The country’s approved foreign investments went down amid prolonged uncertainty due to coronavirus pandemic, data from the Philippine Statistics Authority (PSA) showed on Thursday, June 3.
Based on the submissions from six investment promotion agencies, total commitments reached P19.55 billion in January to March this year, lower by 33 percent compared with P29.14 billion in the same period last year.
Of the total pledges to the Philippines, more than three-fourths of the foreign investments will go to southern Tagalog, cornering P7.54 billion.
Central Visayas secured the second biggest share of 14 percent, or P2.73 billion, while Metro Manila received P1.74 billion, equivalent to 8.9 percent.
During the three-month period, the bulk of approved foreign investments came from Japan with 54.8 percent (P10.72 billion) of the total approvals, followed by Cayman Islands with 5.8 percent (1.14 billion), and South Korea with three percent (P592.64 million).
The PSA data were submitted by Board of Investments, Clark Development Corp., Philippine Economic Zone Authority, Subic Bay Metropolitan Authority, Authority of the Freeport Area of Bataan and Cagayan Economic Zone Authority.

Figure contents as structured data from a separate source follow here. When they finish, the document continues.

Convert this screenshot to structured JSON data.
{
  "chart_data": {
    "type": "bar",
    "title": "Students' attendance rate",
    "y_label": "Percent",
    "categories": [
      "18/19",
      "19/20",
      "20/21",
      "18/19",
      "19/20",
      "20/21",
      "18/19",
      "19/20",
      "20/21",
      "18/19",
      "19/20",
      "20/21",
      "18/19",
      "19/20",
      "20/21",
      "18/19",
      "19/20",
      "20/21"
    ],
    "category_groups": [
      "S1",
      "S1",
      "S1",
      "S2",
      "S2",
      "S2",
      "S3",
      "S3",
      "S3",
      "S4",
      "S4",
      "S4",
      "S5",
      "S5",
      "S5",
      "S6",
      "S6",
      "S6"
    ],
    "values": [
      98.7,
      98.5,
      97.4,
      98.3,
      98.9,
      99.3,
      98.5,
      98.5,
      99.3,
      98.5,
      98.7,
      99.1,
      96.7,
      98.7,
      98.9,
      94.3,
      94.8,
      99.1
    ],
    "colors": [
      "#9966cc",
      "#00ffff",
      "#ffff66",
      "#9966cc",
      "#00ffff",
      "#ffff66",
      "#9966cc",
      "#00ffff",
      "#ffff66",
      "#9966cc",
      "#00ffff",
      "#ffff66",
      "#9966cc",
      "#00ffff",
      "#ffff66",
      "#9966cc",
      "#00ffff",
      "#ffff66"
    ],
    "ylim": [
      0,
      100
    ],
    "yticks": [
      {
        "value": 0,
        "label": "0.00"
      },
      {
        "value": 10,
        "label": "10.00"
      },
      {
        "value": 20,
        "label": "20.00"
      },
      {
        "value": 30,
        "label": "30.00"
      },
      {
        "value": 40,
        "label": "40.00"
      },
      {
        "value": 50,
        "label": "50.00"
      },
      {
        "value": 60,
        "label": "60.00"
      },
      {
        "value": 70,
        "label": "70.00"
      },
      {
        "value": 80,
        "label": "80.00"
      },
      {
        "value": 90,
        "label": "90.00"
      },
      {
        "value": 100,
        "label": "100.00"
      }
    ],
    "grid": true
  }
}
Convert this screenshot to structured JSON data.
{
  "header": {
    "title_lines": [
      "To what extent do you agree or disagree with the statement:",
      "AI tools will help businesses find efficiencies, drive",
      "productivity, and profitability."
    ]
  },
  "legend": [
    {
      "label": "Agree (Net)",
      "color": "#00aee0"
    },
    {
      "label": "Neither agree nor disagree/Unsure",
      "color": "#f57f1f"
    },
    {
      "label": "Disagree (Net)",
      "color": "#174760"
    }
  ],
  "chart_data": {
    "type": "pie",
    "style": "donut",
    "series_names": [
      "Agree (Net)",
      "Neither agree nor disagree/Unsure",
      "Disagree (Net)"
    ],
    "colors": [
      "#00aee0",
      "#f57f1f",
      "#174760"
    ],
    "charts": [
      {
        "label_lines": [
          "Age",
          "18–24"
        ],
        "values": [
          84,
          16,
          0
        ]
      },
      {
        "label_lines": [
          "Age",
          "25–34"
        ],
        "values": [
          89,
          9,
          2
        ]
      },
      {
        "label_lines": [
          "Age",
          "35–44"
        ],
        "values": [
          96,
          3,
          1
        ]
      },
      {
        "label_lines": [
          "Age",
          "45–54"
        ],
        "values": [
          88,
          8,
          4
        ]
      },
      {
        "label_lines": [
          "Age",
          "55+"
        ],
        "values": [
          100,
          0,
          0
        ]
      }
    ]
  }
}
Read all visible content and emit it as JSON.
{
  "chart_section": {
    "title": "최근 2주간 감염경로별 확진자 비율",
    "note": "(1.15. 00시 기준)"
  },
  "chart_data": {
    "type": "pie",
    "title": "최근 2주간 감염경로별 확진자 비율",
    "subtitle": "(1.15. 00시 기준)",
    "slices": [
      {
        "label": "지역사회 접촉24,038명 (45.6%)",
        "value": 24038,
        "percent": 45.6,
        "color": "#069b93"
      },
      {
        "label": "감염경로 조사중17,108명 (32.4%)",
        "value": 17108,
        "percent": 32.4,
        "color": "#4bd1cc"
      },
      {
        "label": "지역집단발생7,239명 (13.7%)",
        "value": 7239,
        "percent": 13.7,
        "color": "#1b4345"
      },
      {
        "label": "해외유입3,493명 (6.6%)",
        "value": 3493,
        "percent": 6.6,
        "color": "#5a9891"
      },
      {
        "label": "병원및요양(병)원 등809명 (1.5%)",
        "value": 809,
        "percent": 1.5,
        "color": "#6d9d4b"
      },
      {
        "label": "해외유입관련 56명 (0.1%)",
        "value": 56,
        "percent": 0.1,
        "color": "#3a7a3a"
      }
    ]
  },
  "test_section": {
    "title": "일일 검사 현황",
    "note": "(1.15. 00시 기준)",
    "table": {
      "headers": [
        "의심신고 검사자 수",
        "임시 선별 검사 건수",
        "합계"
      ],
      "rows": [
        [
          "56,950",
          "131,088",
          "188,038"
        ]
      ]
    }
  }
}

No investment approvals were reported from BOI-Bangsamoro Autonomous Region in Muslim Mindanao during the quarter.
Because of the lower investments pledges, the expected jobs to be generated fell by 43 percent to 18,416 as against the projected 32,395 employments in the same quarter last year.
In 2020, foreign investors’ commitments to set up shop in the country delcined 71 percent to P112.1 billion from a record-high P390.1 billion in the previous year.
As worldwide spread of the coronavirus disease continues, the country took another hit from the health crisis as its economy is contracted anew by 4.2 percent in the first three-months of the year.
To attract investments, the Duterte administration drastically reduce the government’s corporate income tax by five percentage points from 30 percent to 25 percent beginning last year.